Ganciclovir reduces intragraft IgG deposition.

Ganciclovir (GCV) treatment of D+/R− transplant recipients inhibits viral replication and reduces intragraft leukocyte infiltrates.²⁶ To determine whether GCV treatment affects intragraft IgG deposition, allografts from D+/R− recipients treated with GCV for 14 days were stained for IgG (Fig. 5I), as well as grafts from mice sacrificed 7 days after discontinuing GCV (Fig. 5J). Allografts from GCV-treated mice showed lower IgG staining for both conditions, compared to untreated mice (Fig. 5K, p=0.0002). This result suggests that pharmacologic inhibition of viral antigen expression may reduce IgG deposition within MCMV-infected allografts either via inhibition of primary antiviral antibody generation or by reduced binding of antiviral antibodies in the absence of viral antigen expression.

IgG deposits into syngeneic D+/R+ transplants.
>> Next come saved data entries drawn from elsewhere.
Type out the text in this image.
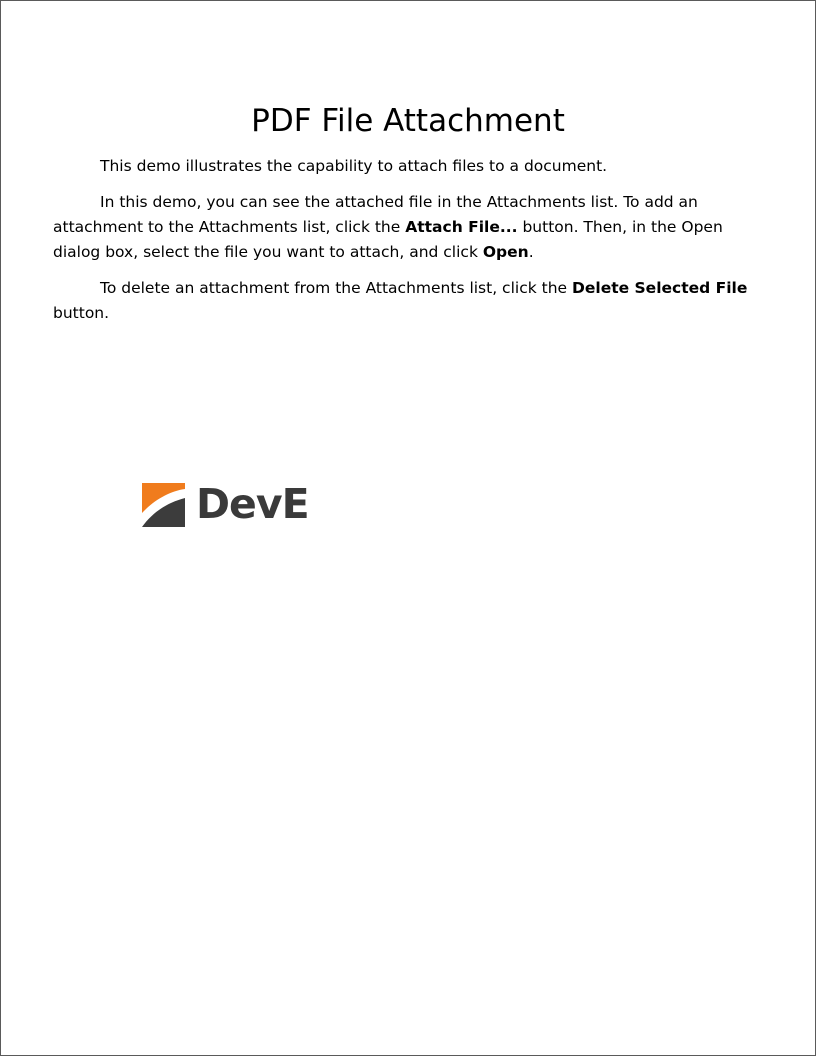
PDF File Attachment

This demo illustrates the capability to attach files to a document.

In this demo, you can see the attached file in the Attachments list. To add an attachment to the Attachments list, click the Attach File... button. Then, in the Open dialog box, select the file you want to attach, and click Open.

To delete an attachment from the Attachments list, click the Delete Selected File button.

DevE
Transplant ischemia-reperfusion injury (IRI) can induce MCMV reactivation in syngeneic D+ grafts of immunosuppressed mice.³¹ To induce MCMV reactivation while eliminating the contribution of alloantibodies in our model, syngeneic D+/R+ transplants were performed using B6 donors and recipients with cyclosporine immunosuppression. IgG immunostaining in the syngeneic grafts was significantly greater than that observed in the native kidneys (p=0.0023). This result indicates that antiviral antibodies, in the absence of alloantibodies, can deposit into D+ kidneys of immunosuppressed R+ recipients after IRI.

DISCUSSION

In this study, a murine renal transplant model was utilized to determine whether pathogen-induced antibodies could deposit within allografts during acute rejection, using murine cytomegalovirus as a model pathogen. MCMV naturally infects the kidney and reactivates after allogeneic transplantation.^28,29,63 In this model, IgG and C3 deposited into MCMV infected allografts during acute rejection, consistent with AMR, and was recapitulated by passive transfer of MCMV immune sera in μMT mice. In-vitro, MCMV+ and D+/R+ sera could induce CDC of MCMV-infected renal TECs. These data suggest that MCMV-induced antibodies might deposit into infected allografts during acute rejection and may be capable of triggering CDC. However, MCMV-induced antibodies did not deposit into MCMV-infected native kidneys, suggesting that intrarenal MCMV infection alone is not sufficient to induce antibody deposition in the kidney. Together, these data suggest the possibility that pathogen-induced antibodies might be capable of contributing to acute AMR.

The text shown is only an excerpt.